I took my daughter to the birthday party of a 12-year-old friend yesterday, and hung around with the adults as the kids splashed in the pool.

After a round of Chuck Norris jokes with his dad (“When Chuck Norris goes into the water, he doesn’t get wet, the water gets Chuck Norrissed”), a teenager brought up the term “meme.” The birthday boy’s mom asked for a definition. The teen showed her an example of a meme, but didn’t quite come up with a definition. He clearly knew what it was, but just needed some time to articulate it.

Another adult offered to help, but the woman who asked the question — who is known as “The Child Whisperer” for her fantastic ability to engage with young people — waved off the help, saying, “Excuse me, but I asked this child.”

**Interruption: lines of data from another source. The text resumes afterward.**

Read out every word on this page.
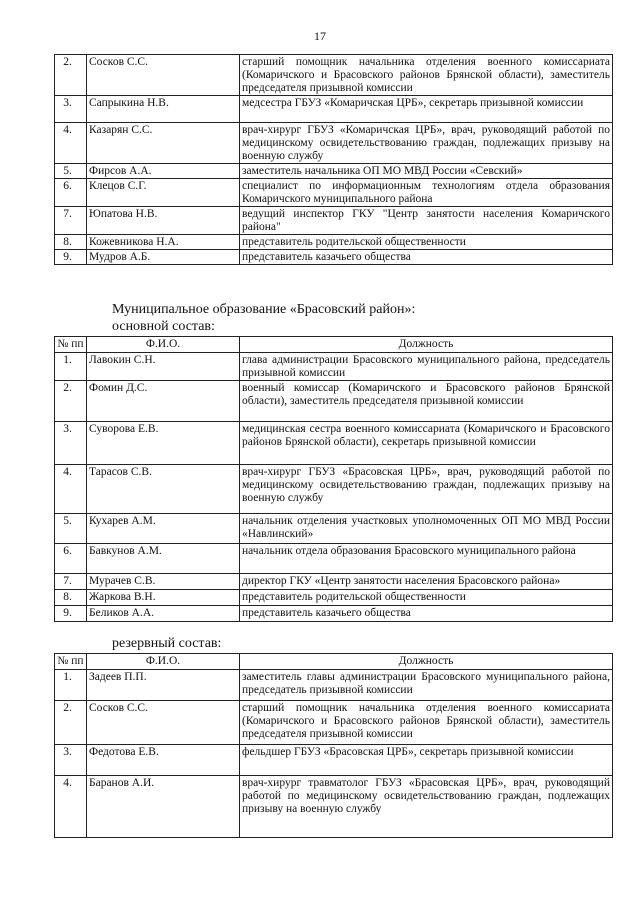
17
2.	Сосков С.С.	старший помощник начальника отделения военного комиссариата (Комаричского и Брасовского районов Брянской области), заместитель председателя призывной комиссии
3.	Сапрыкина Н.В.	медсестра ГБУЗ «Комаричская ЦРБ», секретарь призывной комиссии
4.	Казарян С.С.	врач-хирург ГБУЗ «Комаричская ЦРБ», врач, руководящий работой по медицинскому освидетельствованию граждан, подлежащих призыву на военную службу
5.	Фирсов А.А.	заместитель начальника ОП МО МВД России «Севский»
6.	Клецов С.Г.	специалист по информационным технологиям отдела образования Комаричского муниципального района
7.	Юпатова Н.В.	ведущий инспектор ГКУ "Центр занятости населения Комаричского района"
8.	Кожевникова Н.А.	представитель родительской общественности
9.	Мудров А.Б.	представитель казачьего общества
Муниципальное образование «Брасовский район»:
основной состав:
№ пп	Ф.И.О.	Должность
1.	Лавокин С.Н.	глава администрации Брасовского муниципального района, председатель призывной комиссии
2.	Фомин Д.С.	военный комиссар (Комаричского и Брасовского районов Брянской области), заместитель председателя призывной комиссии
3.	Суворова Е.В.	медицинская сестра военного комиссариата (Комаричского и Брасовского районов Брянской области), секретарь призывной комиссии
4.	Тарасов С.В.	врач-хирург ГБУЗ «Брасовская ЦРБ», врач, руководящий работой по медицинскому освидетельствованию граждан, подлежащих призыву на военную службу
5.	Кухарев А.М.	начальник отделения участковых уполномоченных ОП МО МВД России «Навлинский»
6.	Бавкунов А.М.	начальник отдела образования Брасовского муниципального района
7.	Мурачев С.В.	директор ГКУ «Центр занятости населения Брасовского района»
8.	Жаркова В.Н.	представитель родительской общественности
9.	Беликов А.А.	представитель казачьего общества
резервный состав:
№ пп	Ф.И.О.	Должность
1.	Задеев П.П.	заместитель главы администрации Брасовского муниципального района, председатель призывной комиссии
2.	Сосков С.С.	старший помощник начальника отделения военного комиссариата (Комаричского и Брасовского районов Брянской области), заместитель председателя призывной комиссии
3.	Федотова Е.В.	фельдшер ГБУЗ «Брасовская ЦРБ», секретарь призывной комиссии
4.	Баранов А.И.	врач-хирург травматолог ГБУЗ «Брасовская ЦРБ», врач, руководящий работой по медицинскому освидетельствованию граждан, подлежащих призыву на военную службу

I was glad I hadn’t jumped in. A friend had kiddingly passed along a backhanded compliment he knew I would appreciate:  “When we tell your kids to stop being so pedantic, they actually know what pedantic means!” Already at the same party, I had conversed with various guests about Blender 3D, Monty Python, The Cabinet of Dr. Caligari, web hosting, and Burroughs’s Barsoom novels, and so figured I had already of used up my daily quota of nerdiness. I was content to sit back and listen.

The young man ended up giving a perfectly good explanation, but then The Child Whisperer — knowing my academic specialty — threw it over to me for confirmation.  I found myself saying, “In his book The Selfish Gene, biologist Richard Dawkins coined the term to refer to the smallest unit of culture, modeled after ‘gene,’ which is the smallest unit of life. Just as there are genes for dark eyes or long legs, there are simple memes like ‘shave-and-a-haircut (two bits),’ and serious ones like, ‘you must bow to your king.'”

And then I took another bite of hot dog, and then the conversation drifted elsewhere.

Because I know next to nothing about sports, or music, or growing up in Pittsburgh (common backyard barbecue conversation topics around here), I was thrilled to hear a familiar topic arise organically. As dorkily pleased as I was to be able to rattle off the precise origin of the term, I was even prouder of my ability to keep my comment so brief.